Black female leaders will become more commonplace if we holistically and relentlessly tackle inequality in the workplace. Companies should value cultural diversity at the heart of its company culture. A more diverse workplace is a more creative and resilient one. Employees should call out on evidence of inequality, employers should welcome this and work together with employees to solve it.

Cultural inclusion should be taken seriously. Simply hiring and promoting those that mirror your own views or values won’t improve business success. Having people who can challenge the status quo and broaden thinking outside of a comfortable sphere is invaluable.

Black women and other ethnic minorities will feel more empowered to progress and will have more opportunities to do so if the workplace becomes more representative of the local demographic.
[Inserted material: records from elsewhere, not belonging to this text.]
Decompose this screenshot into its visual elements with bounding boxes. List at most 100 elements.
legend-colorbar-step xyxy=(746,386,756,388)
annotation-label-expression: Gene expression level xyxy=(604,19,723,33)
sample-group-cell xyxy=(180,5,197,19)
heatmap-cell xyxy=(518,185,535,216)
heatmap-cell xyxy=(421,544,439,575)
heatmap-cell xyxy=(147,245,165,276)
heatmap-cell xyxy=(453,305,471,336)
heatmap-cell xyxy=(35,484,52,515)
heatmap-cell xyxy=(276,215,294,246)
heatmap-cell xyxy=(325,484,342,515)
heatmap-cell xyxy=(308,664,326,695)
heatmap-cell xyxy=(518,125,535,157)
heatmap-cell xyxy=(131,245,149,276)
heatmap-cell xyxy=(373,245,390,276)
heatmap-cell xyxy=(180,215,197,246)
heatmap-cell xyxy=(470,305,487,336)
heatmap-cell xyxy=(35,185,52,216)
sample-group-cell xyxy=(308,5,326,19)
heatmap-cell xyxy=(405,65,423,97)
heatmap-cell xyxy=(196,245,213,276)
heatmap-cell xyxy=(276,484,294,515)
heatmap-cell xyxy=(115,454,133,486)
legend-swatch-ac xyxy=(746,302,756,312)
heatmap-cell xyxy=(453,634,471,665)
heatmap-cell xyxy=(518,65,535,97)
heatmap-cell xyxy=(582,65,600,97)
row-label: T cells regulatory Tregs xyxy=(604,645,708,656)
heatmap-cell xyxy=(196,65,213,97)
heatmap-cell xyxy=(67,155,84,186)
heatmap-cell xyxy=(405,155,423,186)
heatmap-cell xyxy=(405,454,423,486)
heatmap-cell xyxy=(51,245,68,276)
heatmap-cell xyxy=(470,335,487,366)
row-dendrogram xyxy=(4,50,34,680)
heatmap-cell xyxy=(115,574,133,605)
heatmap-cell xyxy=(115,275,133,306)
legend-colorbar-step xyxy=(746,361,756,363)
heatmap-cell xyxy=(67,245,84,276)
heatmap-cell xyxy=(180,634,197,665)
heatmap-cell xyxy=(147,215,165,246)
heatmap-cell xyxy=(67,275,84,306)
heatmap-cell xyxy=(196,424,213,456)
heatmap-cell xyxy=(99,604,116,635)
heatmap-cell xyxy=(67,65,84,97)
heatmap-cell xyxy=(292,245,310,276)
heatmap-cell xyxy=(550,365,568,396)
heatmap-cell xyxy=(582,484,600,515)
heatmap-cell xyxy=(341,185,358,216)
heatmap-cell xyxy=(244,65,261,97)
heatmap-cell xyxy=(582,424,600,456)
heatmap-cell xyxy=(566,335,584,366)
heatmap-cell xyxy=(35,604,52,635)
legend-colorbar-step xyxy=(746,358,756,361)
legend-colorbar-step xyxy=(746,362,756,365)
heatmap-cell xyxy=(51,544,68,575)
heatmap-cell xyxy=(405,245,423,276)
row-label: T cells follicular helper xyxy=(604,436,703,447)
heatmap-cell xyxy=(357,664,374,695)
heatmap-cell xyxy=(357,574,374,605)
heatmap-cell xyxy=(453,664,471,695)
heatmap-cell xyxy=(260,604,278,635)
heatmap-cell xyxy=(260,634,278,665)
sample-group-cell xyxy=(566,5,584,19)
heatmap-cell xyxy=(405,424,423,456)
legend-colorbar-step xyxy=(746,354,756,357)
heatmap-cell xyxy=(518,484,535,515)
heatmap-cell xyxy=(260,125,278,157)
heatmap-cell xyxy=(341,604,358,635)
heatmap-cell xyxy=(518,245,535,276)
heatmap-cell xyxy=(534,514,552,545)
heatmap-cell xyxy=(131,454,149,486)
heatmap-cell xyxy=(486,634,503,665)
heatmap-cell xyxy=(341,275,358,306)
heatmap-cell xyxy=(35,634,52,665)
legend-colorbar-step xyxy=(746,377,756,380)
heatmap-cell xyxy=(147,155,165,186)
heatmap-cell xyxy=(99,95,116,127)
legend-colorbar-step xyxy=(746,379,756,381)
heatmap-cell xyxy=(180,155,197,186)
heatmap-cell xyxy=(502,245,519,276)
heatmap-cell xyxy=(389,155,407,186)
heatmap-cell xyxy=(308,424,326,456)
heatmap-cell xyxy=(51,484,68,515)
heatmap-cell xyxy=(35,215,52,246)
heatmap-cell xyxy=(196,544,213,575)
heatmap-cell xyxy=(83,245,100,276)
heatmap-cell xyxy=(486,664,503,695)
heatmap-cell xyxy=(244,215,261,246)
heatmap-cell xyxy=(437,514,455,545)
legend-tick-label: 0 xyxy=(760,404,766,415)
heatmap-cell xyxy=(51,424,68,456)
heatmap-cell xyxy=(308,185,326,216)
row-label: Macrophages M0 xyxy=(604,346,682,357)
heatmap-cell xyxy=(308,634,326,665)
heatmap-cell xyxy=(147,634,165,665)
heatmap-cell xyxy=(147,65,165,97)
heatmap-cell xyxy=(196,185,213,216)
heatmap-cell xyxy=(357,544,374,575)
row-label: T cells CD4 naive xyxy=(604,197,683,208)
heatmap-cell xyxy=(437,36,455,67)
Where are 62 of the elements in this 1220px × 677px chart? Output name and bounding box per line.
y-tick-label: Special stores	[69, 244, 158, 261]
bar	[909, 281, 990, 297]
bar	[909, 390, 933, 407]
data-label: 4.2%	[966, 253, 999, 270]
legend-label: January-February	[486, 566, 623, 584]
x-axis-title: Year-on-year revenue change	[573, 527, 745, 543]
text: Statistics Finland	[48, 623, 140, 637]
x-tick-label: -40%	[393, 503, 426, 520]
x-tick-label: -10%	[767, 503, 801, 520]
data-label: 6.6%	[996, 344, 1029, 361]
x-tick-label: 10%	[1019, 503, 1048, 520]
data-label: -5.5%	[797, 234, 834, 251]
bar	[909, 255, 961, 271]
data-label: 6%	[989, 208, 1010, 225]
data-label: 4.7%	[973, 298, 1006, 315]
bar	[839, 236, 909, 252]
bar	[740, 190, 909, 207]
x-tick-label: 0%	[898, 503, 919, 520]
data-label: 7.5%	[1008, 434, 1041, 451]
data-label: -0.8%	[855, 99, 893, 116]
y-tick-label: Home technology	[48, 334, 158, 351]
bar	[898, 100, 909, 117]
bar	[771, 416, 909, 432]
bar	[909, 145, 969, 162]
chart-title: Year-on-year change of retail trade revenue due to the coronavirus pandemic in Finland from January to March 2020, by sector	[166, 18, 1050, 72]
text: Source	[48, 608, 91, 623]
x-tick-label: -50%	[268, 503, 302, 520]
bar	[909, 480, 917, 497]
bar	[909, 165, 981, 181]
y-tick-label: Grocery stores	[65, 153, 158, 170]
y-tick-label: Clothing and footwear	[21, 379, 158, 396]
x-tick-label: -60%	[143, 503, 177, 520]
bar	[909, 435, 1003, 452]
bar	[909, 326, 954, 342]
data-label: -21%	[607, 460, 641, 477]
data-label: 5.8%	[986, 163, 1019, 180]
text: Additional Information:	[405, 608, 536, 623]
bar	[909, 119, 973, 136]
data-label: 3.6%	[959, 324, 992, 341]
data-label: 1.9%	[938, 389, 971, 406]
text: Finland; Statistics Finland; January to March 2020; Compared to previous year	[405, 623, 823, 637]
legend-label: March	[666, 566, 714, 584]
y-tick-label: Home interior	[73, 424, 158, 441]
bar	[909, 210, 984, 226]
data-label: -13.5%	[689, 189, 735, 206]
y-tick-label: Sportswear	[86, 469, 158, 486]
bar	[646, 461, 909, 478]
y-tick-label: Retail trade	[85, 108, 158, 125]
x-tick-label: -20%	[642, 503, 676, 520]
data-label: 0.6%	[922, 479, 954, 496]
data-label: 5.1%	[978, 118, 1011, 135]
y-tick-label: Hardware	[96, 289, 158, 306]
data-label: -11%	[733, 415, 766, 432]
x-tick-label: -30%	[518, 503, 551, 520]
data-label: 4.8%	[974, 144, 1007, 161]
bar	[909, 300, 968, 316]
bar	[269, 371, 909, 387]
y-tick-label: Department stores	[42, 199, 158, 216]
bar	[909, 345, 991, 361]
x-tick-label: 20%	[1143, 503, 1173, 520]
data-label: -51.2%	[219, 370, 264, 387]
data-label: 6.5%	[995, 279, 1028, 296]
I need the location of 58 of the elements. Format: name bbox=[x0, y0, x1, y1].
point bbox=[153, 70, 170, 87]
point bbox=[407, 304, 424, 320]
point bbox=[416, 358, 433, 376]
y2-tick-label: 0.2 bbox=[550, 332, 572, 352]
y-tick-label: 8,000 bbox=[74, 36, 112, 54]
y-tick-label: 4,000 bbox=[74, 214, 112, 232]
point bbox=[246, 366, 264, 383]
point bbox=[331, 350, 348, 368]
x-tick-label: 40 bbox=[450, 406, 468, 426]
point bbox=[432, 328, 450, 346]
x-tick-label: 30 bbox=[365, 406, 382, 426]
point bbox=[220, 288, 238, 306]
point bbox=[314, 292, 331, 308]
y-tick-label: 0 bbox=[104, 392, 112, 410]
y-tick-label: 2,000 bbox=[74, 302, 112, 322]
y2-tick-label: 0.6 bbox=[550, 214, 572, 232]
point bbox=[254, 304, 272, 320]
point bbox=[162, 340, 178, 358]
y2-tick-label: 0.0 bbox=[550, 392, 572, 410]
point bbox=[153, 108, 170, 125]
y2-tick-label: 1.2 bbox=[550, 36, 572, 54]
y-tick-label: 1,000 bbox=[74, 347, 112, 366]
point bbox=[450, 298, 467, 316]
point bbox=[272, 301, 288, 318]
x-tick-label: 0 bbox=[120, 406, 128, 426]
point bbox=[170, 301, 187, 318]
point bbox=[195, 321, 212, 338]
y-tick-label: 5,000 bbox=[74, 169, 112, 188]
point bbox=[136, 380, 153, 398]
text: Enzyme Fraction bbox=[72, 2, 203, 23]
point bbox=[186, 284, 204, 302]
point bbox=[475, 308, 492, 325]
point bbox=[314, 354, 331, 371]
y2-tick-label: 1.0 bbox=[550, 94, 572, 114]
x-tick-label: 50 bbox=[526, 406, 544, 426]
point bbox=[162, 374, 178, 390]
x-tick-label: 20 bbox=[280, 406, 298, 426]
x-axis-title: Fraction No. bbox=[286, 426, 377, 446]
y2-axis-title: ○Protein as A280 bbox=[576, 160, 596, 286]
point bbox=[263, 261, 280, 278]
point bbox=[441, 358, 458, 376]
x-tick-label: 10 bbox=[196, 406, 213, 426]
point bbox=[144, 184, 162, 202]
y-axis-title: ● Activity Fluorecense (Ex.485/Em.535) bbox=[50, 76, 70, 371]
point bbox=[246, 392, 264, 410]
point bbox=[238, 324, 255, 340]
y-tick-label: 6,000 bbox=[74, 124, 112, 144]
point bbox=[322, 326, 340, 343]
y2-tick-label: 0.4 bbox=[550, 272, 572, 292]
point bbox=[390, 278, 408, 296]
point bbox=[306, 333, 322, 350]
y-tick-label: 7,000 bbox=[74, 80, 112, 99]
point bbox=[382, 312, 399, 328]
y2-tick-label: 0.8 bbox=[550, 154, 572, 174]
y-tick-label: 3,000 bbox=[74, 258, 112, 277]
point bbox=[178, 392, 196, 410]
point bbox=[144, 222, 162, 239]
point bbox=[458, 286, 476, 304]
It means there will be a lesser need to filter behaviour or appearance to suit a single lens and bosses will gain more from their employees if employees feel accepted. It will mean everyone will feel comfortable with speaking out on their professional views without fear of judgement and will diffuse a once hostile working environment. This includes discussions of inequality and discrimination. It will mean better decisions can be made in relation to culturally sensitive issues.

A recent example that comes to mind is the Dove t-shirt removal advert. To some it may seem completely harmless and a great representation of showing ethnic diversity. To others who are sitting on a history of discriminatory advertising due to the colour of their skin, might pick up on the nuances others missed. If the teams developing and reviewing this advert were more representative of the target audience the advert outcome may have differed.

Cultural diversity is not a compromise. It is a strength. I hope businesses begin to realise this so those that are most capable of leadership roles are given the opportunity to thrive.

What has been your experience?

I’d love to know your thoughts. Have you experienced this? Have you or your employer tackled inequality or been confronted by it? How have you tried to address your place in the workplace? What accounts do you have with gender and race inequality at work? I’d love to hear more.